Struggling economies in Ohio and Michigan have pushed up mortgage delinquency rates to some of their highest levels in nearly two decades.
Area lenders and others explain that homeowners, beset by job losses and not helped by slow-to-appreciate home values, are starting to lose the battle to stay afloat. The battle is complicated, in many cases, by crushing credit-card debt.
"The housing market is reflecting a local economy which is not as strong as in the rest of the country and, if you get into trouble, you're not able to sell your home at a profit and move to a smaller home or a less expensive one," said Michael Fratantoni, a research director for the Mortgage Bankers Association.
The national trade group found mortgage delinquency rates at the end of last year had climbed past 6 percent for Ohio, the same as two years earlier, and nearly 6 percent for Michigan, also the highest since the end of 2002, when the country was feeling the impact of the latest recession and the economic slowdown after the terrorist attacks of Sept. 11, 2001.
National mortgage delinquency rates also have been rising but are still well behind 2002 levels. The rates do not include home-equity loans.
Ohio and Michigan rates are higher than the national average of 4.56 percent and place the two states among the top 12 in mortgage delinquencies, according to the mortgage bankers group.
In the Midwest only Indiana has a higher rate, at nearly 7 percent. Mississippi has the nation's highest rate, nearly 9 percent.
The last time Ohio and Michigan had higher rates was in the late 1980s, also a bad economic period for the region.
Nationally, slightly more than 1 percent of all home loans were in foreclosure at the end of last year, according to the mortgage group. Ohio's rate is three times as high and Michigan's is half a percentage point higher.
In a separate report last week, a listing service called Foreclosure.com found a continued swelling in foreclosure activity in Ohio and Michigan. The two states led the nation last month in the increase in new foreclosures compared with February. Ohio had 2,470 new foreclosures and Michigan 2,390. Nationwide, there were 28,190.
"What you see in the Midwest are people who usually pay their bills and whose house payment is a priority for them, so when delinquency or foreclosure hits, it's typically because of something pretty serious," said Reid Jelalian, sales manager for the Toledo and Ann Arbor markets for Charter One Bank.
At the end of last year, Ohio's unemployment rate was nearly 6 percent and Michigan's was 7.5 percent, well above the national figure of 5.4 percent.
Also hurting area homeowners is the slow increase in the value of houses, which means people can't sell their dwellings at a profit to help pay bills, said Mr. Fratantoni, of the mortgage group.
For example, the United States had an increase in home values of more than 11 percent last year, but Ohio's and Michigan's averages each were about 4 percent.
Ron Patton, senior vice president of lending for the Toledo Area Community Credit Union, said he rarely, if ever, saw delinquent mortgage payments until after the attacks of 2001. Even now, he said, the total of consumer debt delinquencies for his institution is about 1 percent.
"A lot of the ones we've seen since then are because they've lost their jobs and there's no hope in sight of getting their jobs back," he said. "We've also seen cases of divorce or death that have caused problems."

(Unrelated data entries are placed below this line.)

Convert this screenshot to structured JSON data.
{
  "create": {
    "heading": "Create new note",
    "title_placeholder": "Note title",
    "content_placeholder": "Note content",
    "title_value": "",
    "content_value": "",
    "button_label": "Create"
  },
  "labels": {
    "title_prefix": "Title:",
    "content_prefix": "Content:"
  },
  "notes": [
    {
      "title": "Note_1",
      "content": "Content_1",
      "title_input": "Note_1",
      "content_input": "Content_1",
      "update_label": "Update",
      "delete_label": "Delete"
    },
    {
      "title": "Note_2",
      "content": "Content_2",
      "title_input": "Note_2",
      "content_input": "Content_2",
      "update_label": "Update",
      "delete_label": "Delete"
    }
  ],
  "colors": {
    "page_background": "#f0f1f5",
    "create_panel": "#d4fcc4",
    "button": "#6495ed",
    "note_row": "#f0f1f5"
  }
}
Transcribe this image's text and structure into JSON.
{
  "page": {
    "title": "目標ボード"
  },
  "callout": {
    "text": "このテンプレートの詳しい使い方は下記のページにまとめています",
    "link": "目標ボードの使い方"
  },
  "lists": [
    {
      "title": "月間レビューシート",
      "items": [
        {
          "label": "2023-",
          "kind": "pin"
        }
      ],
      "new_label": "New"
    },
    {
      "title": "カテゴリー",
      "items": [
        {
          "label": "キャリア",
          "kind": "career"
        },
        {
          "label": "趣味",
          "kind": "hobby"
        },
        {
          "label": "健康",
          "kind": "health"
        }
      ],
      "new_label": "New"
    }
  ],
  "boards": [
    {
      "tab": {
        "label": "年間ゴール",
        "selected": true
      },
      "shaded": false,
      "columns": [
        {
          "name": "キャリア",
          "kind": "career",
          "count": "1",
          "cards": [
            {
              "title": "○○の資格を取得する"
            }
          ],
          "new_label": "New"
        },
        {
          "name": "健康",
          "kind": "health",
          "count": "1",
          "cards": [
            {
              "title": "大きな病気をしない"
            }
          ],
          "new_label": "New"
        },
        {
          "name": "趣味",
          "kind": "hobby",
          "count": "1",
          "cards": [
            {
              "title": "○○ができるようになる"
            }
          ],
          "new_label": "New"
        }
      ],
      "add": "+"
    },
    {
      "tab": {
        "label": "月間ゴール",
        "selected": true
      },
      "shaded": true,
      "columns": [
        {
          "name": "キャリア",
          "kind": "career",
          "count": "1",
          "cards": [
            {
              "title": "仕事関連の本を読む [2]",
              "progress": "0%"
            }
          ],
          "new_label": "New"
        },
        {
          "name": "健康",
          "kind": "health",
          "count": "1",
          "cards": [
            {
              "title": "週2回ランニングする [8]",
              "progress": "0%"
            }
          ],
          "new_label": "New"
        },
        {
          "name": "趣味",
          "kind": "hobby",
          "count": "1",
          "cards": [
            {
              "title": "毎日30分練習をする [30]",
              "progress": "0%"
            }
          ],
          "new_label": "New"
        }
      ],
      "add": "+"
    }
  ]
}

Although job losses, unexpected medical bills, a divorce, or a spouse's death are all reasons for homeowners to get behind on mortgages, another insidious cause is appearing more frequently: staggering credit-card and other consumer debt.
"We see an awful lot of credit -card debt. I'm sure everybody's feeling pressure in trying to accommodate both their mortgages and credit cards sitting out there," said Ralph Vinciguerra, president of the Northern Ohio Investment Co. in Sylvania.

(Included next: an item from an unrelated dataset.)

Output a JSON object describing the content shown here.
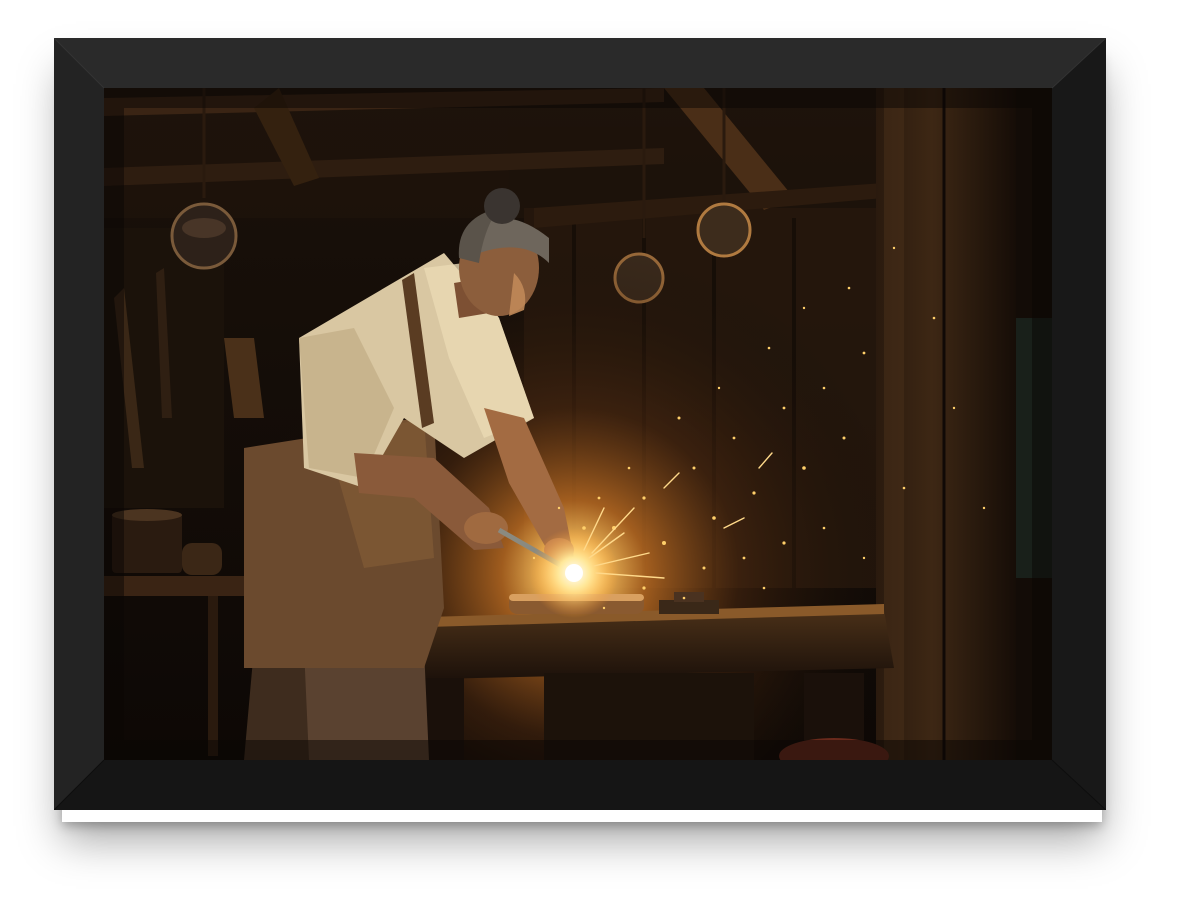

He said his company has not noticed an increase in delinquent home loans, but has experienced a jump in late payments from clients juggling a number of bills.
"They're trying to create a balancing act to where they don't want the mortgage to go into default, but maybe they're bringing in their payment a day before it's considered delinquent."
Some people refinance their mortgages, taking cash back to help pay off other bills, he said, but unless home values appreciate more rapidly, refinancing and having enough left over to pay bills will be difficult.
John Walters, director of Community Credit Counseling Specialists in Toledo, said some people mistakenly pay credit card bills ahead of mortgages because collection agencies for the card companies are much more threatening than the letter a lender sends when a home loan is past due.
"It's an example of the squeaky wheel gets the grease, but [the homeowners] get their priorities out of order," Mr. Walters said.
Homeowners facing a cash crisis, he said, always should pay the mortgage first and utilities second, and then buy food and cover transportation costs.
"They have to have these priorities first," Mr. Walters said.